Secret Words for Secret Desires. Significations of Homosexuality from Rozanov to Nabokov

Ferner ist Nabokov an Spielen interessiert, die nach diesem Grundmuster funktionieren: Schach, Tennis, Tischtennis und Fussball. Sein literarisches Spiel hingegen ist äusserst vielschichtig und stellt sozusagen den literarischen Versuch einer Synthese aus verschiedenen antithetischen Komponenten dar.

Die klassische Romanform wird von Nabokov dekonstruiert. So kommt der Roman einerseits sehr wohl in der klassischen Struktur von Einleitung, Steigerung der Handlung, Höhepunkt und Ausklang daher, hebt diese Form jedoch gleichsam dadurch auf, dass der Roman mit einer Einleitung des Kommentators Charles Kinbote beginnt, auf die das eigentlichen Gedicht “Pale Fire” von John Shade folgt, woran sich dann Kinbotes Kommentar anschliesst, der mit dem Gedicht auf den ersten Anschein entgegen den Behauptungen seines Verfassers recht wenig zu tun zu haben scheint.
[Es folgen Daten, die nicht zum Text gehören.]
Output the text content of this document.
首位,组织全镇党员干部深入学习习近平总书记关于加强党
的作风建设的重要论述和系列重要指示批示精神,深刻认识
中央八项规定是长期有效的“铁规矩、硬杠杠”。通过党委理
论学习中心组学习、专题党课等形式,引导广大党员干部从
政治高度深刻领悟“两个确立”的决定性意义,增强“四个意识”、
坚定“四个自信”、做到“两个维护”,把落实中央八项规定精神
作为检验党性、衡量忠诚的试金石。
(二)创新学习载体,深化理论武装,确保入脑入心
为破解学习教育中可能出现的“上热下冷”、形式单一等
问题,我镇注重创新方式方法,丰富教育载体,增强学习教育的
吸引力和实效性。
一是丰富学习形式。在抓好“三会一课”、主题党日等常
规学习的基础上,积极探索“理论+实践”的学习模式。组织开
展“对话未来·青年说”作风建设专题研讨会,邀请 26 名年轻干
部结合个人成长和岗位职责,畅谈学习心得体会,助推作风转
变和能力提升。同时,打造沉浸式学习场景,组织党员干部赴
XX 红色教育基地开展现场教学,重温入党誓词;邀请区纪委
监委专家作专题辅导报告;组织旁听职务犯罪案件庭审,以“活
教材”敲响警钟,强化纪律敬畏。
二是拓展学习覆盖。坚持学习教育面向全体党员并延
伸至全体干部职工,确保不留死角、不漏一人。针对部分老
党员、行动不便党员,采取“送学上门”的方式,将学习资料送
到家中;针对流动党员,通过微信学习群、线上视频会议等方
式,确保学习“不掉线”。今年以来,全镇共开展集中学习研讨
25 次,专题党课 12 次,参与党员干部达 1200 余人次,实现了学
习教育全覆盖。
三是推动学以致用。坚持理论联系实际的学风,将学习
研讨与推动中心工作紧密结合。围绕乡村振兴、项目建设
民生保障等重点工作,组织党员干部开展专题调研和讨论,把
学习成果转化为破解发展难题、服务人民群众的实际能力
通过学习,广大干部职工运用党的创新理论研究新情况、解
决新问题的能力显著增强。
Der letzte Teil des Romans besteht aus Kinbotes Index zu seinem Kommentar.

In der Kritik gab es lange Zeit eine Debatte darüber, ob sich nicht einer der beiden Protagonisten, Shade oder Kinbote, den jeweils anderen ausgedacht hat oder wie sonst die kaum zu erklärenden Referenzen zwischen dem Gedicht und den anderen Romanteilen zu erklären seien. Im dritten Teil seinem Buches stellt Brian Boyd die These auf, dass Nabokov den Roman so konzipiert hat, dass hinter Shade seine tote Tochter, seine Tante Maud sowie seine toten Eltern stecken, die allesamt aus einer geisterhaften Existenz heraus Shade beim Schreiben seines Gedichts beeinflussen und dass Shade nach seinem Tod, Kinbote bei der Abfassung seines Kommentars beinflusst:

“Shade composes his poem, dies, and then helps Kinbote orchestrate his Commentary. Behind her father’s life, and before his death, his dead daughter, with help from his dead parents, inspires both Kinbote’s Zembla and through it the controlled convolutions of her father’s poem. Beyond them all, Nabokov determines the patterns of their world, precisely because he in turn suspects that something beyond him shapes his world and ours. (…) In the fictive world of Pale Fire Nabokov can allow us to discover the identities of the “tender ghosts” who shape the lives of the mortal Shade and Kinbote and to catch glimpses of himself as creator and contrapuntal controller of his fictional world.”
(Boyd, 1999, p. 242-43)
Boyd, der anfangs die Shade-Hypothese vertreten hatte, rückt damit von seiner ursprünglichen Ansicht ab und schlägt hier eine Lösung vor, die den Streit für immer schlichten könnte, zumal Nabokov selbst nach Aussagen seines Sohnes Dmitri die “Ein-Autor-Lösung” abgelehnt hatte, ohne jedoch das Geheimnis zu lüften (ibid p. 253). In jedem Fall jedoch bekommt der Begriff “Ghost-Writer” hier durch Nabokov eine völlig neue, ironische Bedeutung, indem seine eigentlich metaphorische Bedeutung ins Wortwörtliche verkehrt wird.

Seite 2

Fahles Feuer Pale Fire

Vladimir Nabokov: Pale Fire (1962, Penguin Classics 2000)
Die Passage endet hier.